WASHINGTON — Congress is frantically trying to wrap up its 2012 session, with the fates of help for storm victims, farmers, the military, jobless workers and others highly uncertain.
The current Congress will go out of business at noon Jan. 3. The Senate plans to debate aid to victims of superstorm Sandy starting Monday, and there’s hope that defense-policy legislation will get final approval before the end of this month. Prospects for a farm bill and aid for the long-term unemployed are more dismal.
Such routine matters traditionally aren’t the stuff of last-minute deliberations. But this latest bout of dysfunction is typical of this two-year Congress, one that was unusually polarized from the start. The chances of getting much done in the post-election lame-duck session have been compounded by the specter of the “fiscal cliff,” the tax increases and spending cuts that are set to kick in early in January if no alternatives are adopted.
“No question this has been the least productive Congress in contemporary history,” said Thomas Mann, a congressional expert at Washington’s Brookings Institution. The problem isn’t just ideological polarization, he said, but also congressional leaders using votes and debate to advance partisan political aims as rarely before.
As a result of this gridlock, the scorecard looks like this as the 112th Congress’ final minutes tick off the clock:
The law that governs payments to farmers and sustains many other agriculture-related programs expired in September, and the two chambers are stuck in negotiations about how to proceed.
In the meantime, revisions to key programs that provide protection from droughts and other emergencies are at risk, a particularly sensitive subject in a year that’s seen the worst North American drought in a generation.
One of the major disputes involves reductions in spending on food stamps, the Supplemental Nutrition Assistance Program. Both parties want to cut back the program, but Democrats have proposed cutting far less than Republicans have.
Farmers’ and ranchers’ groups are confident that Congress will act on the farm bill eventually, perhaps next year. In the meantime, they decry the uncertainty, which makes it tough to plan.
Both houses of Congress have passed versions of legislation spelling out changes in defense policy, but nothing is final until negotiators and then both chambers agree on a single bill. An agreement could come this week.
The Senate needed about six months to write its measure, and it voted earlier this month to authorize $631.4 billion for defense, about $4 billion less than the House of Representatives.
One major disagreement involves Iran. The Senate takes a tougher line, listing action that can be taken against Iran. The House bill is more general, urging “all necessary measures” should Iran issue a nuclear threat against the U.S. or its allies.
The White House is seeking $60.4 billion to help victims of October’s Hurricane Sandy. Though Senate debate will proceed this week, the timing of any final action remains uncertain.
The measure has powerful champions in both parties, notably Sen. Charles Schumer of New York, the Senate’s third-ranking Democrat, and New Jersey Gov. Chris Christie, a Republican. Christie joined New York Gov. Andrew Cuomo, a Democrat, in a joint statement praising the initiative.

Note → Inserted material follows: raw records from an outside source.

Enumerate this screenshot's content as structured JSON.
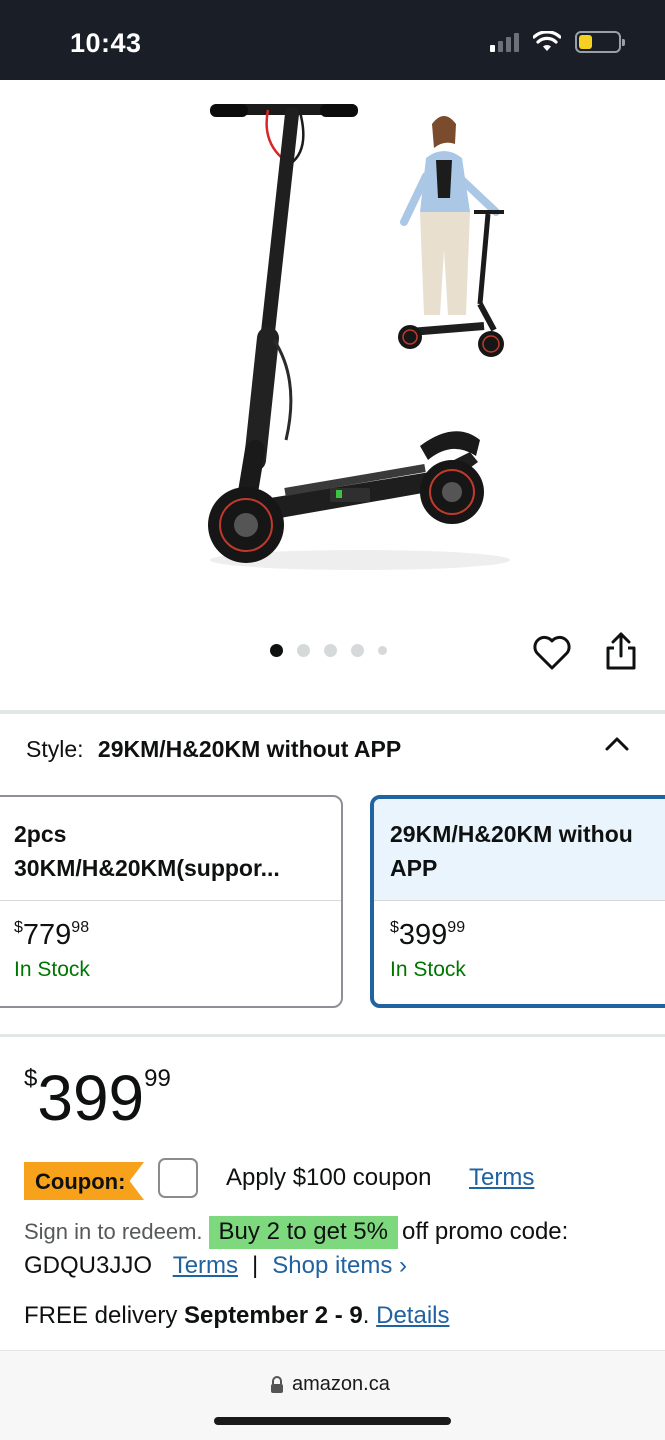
{
  "status_bar": {
    "time": "10:43",
    "icons": [
      "cellular-signal-icon",
      "wifi-icon",
      "battery-icon"
    ],
    "battery_level": 0.35,
    "battery_color": "#f5d21f"
  },
  "gallery": {
    "image": "electric-scooter-product-photo",
    "dots_total": 5,
    "active_dot": 1,
    "icons": [
      "heart-icon",
      "share-icon"
    ]
  },
  "style": {
    "label": "Style:",
    "value": "29KM/H&20KM without APP",
    "toggle_icon": "chevron-up-icon"
  },
  "swatches": [
    {
      "title_line1": "2pcs",
      "title_line2": "30KM/H&20KM(suppor...",
      "currency": "$",
      "whole": "779",
      "fraction": "98",
      "stock": "In Stock",
      "selected": false
    },
    {
      "title_line1": "29KM/H&20KM withou",
      "title_line2": "APP",
      "currency": "$",
      "whole": "399",
      "fraction": "99",
      "stock": "In Stock",
      "selected": true
    }
  ],
  "price": {
    "currency": "$",
    "whole": "399",
    "fraction": "99"
  },
  "coupon": {
    "badge": "Coupon:",
    "apply_text": "Apply $100 coupon",
    "terms": "Terms"
  },
  "promo": {
    "sign_in": "Sign in to redeem.",
    "highlight": "Buy 2 to get 5%",
    "rest": "off promo code:",
    "code": "GDQU3JJO",
    "terms": "Terms",
    "separator": "|",
    "shop_items": "Shop items ›"
  },
  "delivery": {
    "prefix": "FREE delivery",
    "dates": "September 2 - 9",
    "dot": ".",
    "details": "Details"
  },
  "browser": {
    "url": "amazon.ca",
    "lock_icon": "lock-icon"
  },
  "colors": {
    "link": "#2162a1",
    "in_stock": "#007600",
    "coupon_badge": "#f7a21a",
    "promo_highlight": "#7ed97e",
    "selected_border": "#2162a1"
  }
}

Such legislation used to pass almost automatically. In recent years, conservative Republicans have demanded spending reductions elsewhere to pay for the aid.
House Appropriations Committee Chairman Hal Rogers, R-Ky., was sympathetic. But, he said, “it is also our responsibility during these tight budget times to make sure that the victims of this storm are getting the most of every single recovery dollar, and to ensure that disaster funds are timed and targeted in the most efficient and appropriate manner. “
What used to be automatic – providing additional aid to the long-term unemployed – has become a struggle.

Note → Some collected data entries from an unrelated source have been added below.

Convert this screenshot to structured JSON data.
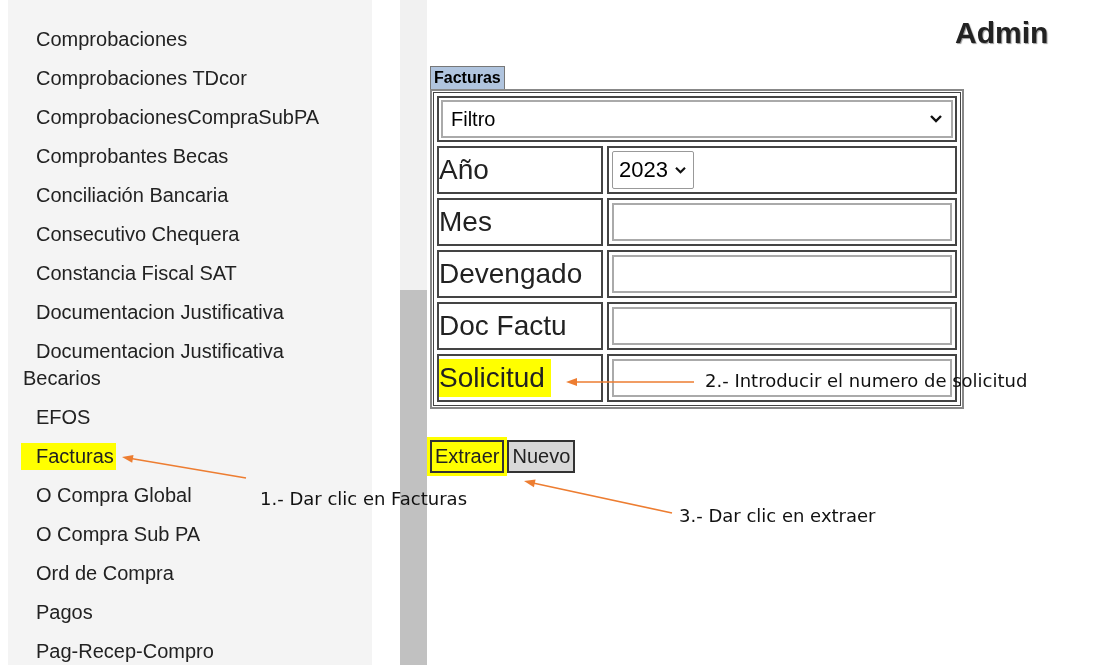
{
  "sidebar": {
    "items": [
      {
        "label": "Comprobaciones",
        "highlighted": false
      },
      {
        "label": "Comprobaciones TDcor",
        "highlighted": false
      },
      {
        "label": "ComprobacionesCompraSubPA",
        "highlighted": false
      },
      {
        "label": "Comprobantes Becas",
        "highlighted": false
      },
      {
        "label": "Conciliación Bancaria",
        "highlighted": false
      },
      {
        "label": "Consecutivo Chequera",
        "highlighted": false
      },
      {
        "label": "Constancia Fiscal SAT",
        "highlighted": false
      },
      {
        "label": "Documentacion Justificativa",
        "highlighted": false
      },
      {
        "label": "Documentacion Justificativa Becarios",
        "highlighted": false
      },
      {
        "label": "EFOS",
        "highlighted": false
      },
      {
        "label": "Facturas",
        "highlighted": true
      },
      {
        "label": "O Compra Global",
        "highlighted": false
      },
      {
        "label": "O Compra Sub PA",
        "highlighted": false
      },
      {
        "label": "Ord de Compra",
        "highlighted": false
      },
      {
        "label": "Pagos",
        "highlighted": false
      },
      {
        "label": "Pag-Recep-Compro",
        "highlighted": false
      }
    ]
  },
  "header": {
    "title": "Admin"
  },
  "form": {
    "tab": "Facturas",
    "filter": {
      "value": "Filtro"
    },
    "rows": [
      {
        "label": "Año",
        "kind": "select",
        "value": "2023",
        "highlighted": false
      },
      {
        "label": "Mes",
        "kind": "text",
        "highlighted": false
      },
      {
        "label": "Devengado",
        "kind": "text",
        "highlighted": false
      },
      {
        "label": "Doc Factu",
        "kind": "text",
        "highlighted": false
      },
      {
        "label": "Solicitud",
        "kind": "text",
        "highlighted": true
      }
    ]
  },
  "buttons": [
    {
      "label": "Extraer",
      "highlighted": true
    },
    {
      "label": "Nuevo",
      "highlighted": false
    }
  ],
  "annotations": [
    {
      "text": "1.- Dar clic en Facturas"
    },
    {
      "text": "2.- Introducir el numero de solicitud"
    },
    {
      "text": "3.- Dar clic en extraer"
    }
  ]
}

Some jobless workers can get up to 73 weeks of benefits in harder-hit states, but the maximum will be capped at six months at the end of the year unless Congress acts. The National Employment Law Project, which researches unemployment trends, estimates that 2 million people could be affected.
Many Republicans insist that any extension be paid for, while Democrats argue that the nation is in an economic emergency and aid shouldn’t be subject to such rigid rules.
They also argue that more aid is an economic stimulus. The nonpartisan Congressional Budget Office agrees, saying the additional demand would help the economy grow about two-tenths of a percentage point.
WHO’S TO BLAME?
Experts find that the Senate and House share responsibility for the gridlock.
“Individually, each house has been productive,” Senate Historian Donald Ritchie said. Each chamber has passed its version of solutions to major problems, but the final product stalls because the Senate and House can’t compromise on a single bill.
Most House members were elected in 2010, in an election in which the conservative tea party movement helped elect dozens of new Republicans and give the party control of the House.
Across the Capitol, though, about two-thirds of the Senate was elected in 2006 and 2008, big years for Democrats, and that party has retained its majority.
“The Senate has come together in a bipartisan way on a lot of legislation,” Ritchie said, citing this month’s 98-0 vote to pass a defense bill. “But in the House, the majority party doesn’t have to do anything that includes the minority party.”